In the absence of definitive guidance from Congress, the DOL, or the courts on the scope of section 1144(b)(4)’s exception from preemption for “generally applicable criminal laws,” a court determining whether a state law criminalizing aiding and abetting activities relating to abortion is preempted will largely be in uncharted territory. If the court’s lodestar is the plain text of section 1144(b)(4), and the law is not specifically directed at benefit plans or their administrators, it seems quite possible that the court will find that the law is not preempted by ERISA.
Coming back to our hypothetical, it is entirely possible that a plan or administrator (or their employees) that covers abortion medication or telemedicine used to obtain it could be charged with aiding and abetting a criminal offense and be unable to rely on ERISA preemption.
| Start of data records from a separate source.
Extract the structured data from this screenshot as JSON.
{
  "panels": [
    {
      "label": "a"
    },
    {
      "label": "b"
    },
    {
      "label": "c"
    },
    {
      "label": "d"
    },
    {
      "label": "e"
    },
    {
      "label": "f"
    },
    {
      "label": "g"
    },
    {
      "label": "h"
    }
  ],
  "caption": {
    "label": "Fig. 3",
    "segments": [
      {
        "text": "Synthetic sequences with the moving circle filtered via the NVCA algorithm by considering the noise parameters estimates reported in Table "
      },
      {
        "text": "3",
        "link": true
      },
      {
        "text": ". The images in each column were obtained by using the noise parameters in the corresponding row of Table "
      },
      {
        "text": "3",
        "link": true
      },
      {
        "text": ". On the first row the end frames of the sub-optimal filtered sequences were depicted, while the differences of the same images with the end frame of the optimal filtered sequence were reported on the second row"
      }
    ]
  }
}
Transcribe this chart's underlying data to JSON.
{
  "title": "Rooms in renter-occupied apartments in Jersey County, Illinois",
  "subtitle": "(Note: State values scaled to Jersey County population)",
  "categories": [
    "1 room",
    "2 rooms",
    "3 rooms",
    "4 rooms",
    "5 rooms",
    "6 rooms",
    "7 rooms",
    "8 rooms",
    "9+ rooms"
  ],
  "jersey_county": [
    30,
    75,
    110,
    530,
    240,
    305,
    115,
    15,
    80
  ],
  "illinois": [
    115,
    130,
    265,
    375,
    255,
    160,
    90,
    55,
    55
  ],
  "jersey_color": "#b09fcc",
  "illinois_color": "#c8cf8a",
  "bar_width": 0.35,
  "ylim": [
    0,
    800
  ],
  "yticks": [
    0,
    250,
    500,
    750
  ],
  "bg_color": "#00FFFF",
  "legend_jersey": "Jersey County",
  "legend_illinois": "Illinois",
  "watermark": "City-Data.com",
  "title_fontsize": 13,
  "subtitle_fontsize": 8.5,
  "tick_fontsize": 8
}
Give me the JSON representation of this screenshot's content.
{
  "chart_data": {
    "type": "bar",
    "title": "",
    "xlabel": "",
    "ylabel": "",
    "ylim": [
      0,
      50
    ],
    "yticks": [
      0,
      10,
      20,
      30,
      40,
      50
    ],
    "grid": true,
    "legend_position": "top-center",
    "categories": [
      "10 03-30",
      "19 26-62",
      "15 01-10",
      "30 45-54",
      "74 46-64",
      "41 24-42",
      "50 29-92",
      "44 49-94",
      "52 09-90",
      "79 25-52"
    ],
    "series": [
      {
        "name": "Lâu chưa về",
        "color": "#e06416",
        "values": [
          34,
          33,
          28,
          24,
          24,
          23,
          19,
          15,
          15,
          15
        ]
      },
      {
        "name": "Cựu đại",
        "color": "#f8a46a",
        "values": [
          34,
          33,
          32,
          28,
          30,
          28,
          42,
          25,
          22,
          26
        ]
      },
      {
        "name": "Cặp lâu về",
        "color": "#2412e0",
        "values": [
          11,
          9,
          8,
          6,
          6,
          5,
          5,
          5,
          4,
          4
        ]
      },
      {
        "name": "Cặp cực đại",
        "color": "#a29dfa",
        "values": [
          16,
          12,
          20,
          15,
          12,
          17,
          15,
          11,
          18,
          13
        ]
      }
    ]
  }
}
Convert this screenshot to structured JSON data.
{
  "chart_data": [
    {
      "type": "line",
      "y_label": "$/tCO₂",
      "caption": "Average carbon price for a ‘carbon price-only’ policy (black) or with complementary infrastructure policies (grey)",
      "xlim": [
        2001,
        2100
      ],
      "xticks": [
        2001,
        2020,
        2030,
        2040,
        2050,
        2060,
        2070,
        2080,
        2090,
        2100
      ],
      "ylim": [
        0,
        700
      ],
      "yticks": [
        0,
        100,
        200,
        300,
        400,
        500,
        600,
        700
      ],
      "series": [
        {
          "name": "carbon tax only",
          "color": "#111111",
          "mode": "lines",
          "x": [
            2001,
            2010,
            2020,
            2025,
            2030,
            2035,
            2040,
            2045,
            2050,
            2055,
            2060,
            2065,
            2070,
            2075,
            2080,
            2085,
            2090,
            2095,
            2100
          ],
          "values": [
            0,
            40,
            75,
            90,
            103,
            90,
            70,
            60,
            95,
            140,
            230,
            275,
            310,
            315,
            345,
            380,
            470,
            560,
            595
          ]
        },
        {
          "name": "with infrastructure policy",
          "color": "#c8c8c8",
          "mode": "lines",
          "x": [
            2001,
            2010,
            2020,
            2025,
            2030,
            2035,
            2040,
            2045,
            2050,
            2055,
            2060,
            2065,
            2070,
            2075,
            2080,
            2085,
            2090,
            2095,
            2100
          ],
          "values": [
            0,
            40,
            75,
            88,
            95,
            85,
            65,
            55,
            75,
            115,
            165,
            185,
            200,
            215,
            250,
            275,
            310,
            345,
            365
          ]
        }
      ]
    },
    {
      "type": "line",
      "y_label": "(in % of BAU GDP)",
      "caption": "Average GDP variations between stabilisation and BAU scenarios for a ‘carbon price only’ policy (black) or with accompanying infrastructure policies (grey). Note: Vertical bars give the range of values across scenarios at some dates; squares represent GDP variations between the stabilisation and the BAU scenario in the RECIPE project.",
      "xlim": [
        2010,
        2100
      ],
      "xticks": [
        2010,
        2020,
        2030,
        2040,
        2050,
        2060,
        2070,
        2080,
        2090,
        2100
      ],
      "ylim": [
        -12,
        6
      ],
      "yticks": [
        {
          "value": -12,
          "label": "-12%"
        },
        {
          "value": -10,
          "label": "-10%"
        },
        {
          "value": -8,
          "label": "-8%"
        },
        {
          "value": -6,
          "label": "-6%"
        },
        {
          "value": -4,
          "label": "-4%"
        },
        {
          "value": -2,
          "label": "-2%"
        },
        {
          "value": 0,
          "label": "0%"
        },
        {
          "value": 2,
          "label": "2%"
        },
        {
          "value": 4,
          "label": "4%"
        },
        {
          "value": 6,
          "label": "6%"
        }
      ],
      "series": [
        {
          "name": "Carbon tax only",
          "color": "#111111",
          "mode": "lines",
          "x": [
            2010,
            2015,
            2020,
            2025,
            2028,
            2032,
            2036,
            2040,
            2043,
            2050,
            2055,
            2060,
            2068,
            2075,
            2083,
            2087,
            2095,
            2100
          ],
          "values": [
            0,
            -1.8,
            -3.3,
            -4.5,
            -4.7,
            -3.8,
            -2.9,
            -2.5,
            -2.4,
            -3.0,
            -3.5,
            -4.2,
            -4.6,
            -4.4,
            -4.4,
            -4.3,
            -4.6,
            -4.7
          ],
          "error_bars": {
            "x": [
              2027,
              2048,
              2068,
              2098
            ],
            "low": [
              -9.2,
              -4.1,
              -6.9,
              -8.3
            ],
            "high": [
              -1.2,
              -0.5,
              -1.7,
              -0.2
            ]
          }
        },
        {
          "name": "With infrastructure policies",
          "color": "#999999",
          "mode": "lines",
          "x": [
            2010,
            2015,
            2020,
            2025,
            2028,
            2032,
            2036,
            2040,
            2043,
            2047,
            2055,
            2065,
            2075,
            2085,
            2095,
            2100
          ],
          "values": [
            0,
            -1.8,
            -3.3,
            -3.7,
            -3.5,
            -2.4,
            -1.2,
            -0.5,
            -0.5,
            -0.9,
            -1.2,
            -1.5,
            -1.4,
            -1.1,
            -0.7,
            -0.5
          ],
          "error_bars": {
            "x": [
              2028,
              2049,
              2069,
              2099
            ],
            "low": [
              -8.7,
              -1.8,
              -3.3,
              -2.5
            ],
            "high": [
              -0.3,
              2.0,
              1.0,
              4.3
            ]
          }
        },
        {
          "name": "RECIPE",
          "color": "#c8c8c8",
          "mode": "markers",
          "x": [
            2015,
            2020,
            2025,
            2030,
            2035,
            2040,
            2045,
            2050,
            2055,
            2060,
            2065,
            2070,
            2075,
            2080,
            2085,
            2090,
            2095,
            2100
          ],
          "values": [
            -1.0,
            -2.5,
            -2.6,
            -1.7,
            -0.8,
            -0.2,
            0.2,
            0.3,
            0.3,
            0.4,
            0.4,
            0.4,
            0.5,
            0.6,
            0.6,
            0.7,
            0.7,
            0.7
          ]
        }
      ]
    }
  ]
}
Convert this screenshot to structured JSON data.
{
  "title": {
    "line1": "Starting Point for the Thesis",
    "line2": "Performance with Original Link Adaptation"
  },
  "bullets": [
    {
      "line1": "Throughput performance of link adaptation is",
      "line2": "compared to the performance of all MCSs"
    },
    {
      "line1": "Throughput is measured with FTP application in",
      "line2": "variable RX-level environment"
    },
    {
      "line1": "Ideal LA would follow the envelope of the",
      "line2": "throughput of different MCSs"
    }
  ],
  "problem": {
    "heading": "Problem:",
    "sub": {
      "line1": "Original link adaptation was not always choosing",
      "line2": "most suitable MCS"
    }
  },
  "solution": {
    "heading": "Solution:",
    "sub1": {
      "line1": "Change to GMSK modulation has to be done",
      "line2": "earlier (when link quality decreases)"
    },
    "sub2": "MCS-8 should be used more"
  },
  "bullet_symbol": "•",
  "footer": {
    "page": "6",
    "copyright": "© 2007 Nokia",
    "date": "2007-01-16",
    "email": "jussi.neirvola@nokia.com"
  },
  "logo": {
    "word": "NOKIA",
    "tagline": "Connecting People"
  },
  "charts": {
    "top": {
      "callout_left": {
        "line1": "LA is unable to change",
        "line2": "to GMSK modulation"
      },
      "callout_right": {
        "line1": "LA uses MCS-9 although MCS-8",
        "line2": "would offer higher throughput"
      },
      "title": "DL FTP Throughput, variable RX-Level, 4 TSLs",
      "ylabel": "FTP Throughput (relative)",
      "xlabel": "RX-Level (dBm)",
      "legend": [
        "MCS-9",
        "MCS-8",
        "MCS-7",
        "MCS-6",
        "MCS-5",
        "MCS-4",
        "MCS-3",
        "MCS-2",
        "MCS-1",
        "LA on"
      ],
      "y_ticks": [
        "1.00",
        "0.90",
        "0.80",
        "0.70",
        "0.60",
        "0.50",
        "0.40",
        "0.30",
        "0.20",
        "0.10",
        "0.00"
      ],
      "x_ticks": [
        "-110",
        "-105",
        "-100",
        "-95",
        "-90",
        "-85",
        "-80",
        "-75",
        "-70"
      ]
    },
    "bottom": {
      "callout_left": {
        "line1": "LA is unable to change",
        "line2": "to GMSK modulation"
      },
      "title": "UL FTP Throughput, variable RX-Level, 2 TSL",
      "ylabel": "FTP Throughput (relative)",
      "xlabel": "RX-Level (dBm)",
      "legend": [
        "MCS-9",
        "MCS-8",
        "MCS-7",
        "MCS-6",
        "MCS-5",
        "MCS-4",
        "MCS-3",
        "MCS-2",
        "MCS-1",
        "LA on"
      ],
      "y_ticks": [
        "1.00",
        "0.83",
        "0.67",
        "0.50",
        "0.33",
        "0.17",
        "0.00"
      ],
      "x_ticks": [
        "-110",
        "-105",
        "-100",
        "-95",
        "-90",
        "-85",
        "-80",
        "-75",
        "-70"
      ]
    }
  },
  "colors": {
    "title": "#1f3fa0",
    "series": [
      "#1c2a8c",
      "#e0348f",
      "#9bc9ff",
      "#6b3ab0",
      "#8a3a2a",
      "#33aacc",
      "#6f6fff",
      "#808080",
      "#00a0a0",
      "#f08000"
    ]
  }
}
Given these risks, plans and their administrators should proceed with due caution, keep up to date on all relevant state laws, and consider whether or not new criminal laws focused on abortion could be generally applicable criminal laws that might apply to them or their employees. They should also explore ways to potentially mitigate risk, including improving oversight, to ensure they do not cover abortion-related services that could be considered to be illegal and evaluating the extent to which they or their employees could be found to be within the jurisdiction of a state with potentially applicable criminal laws.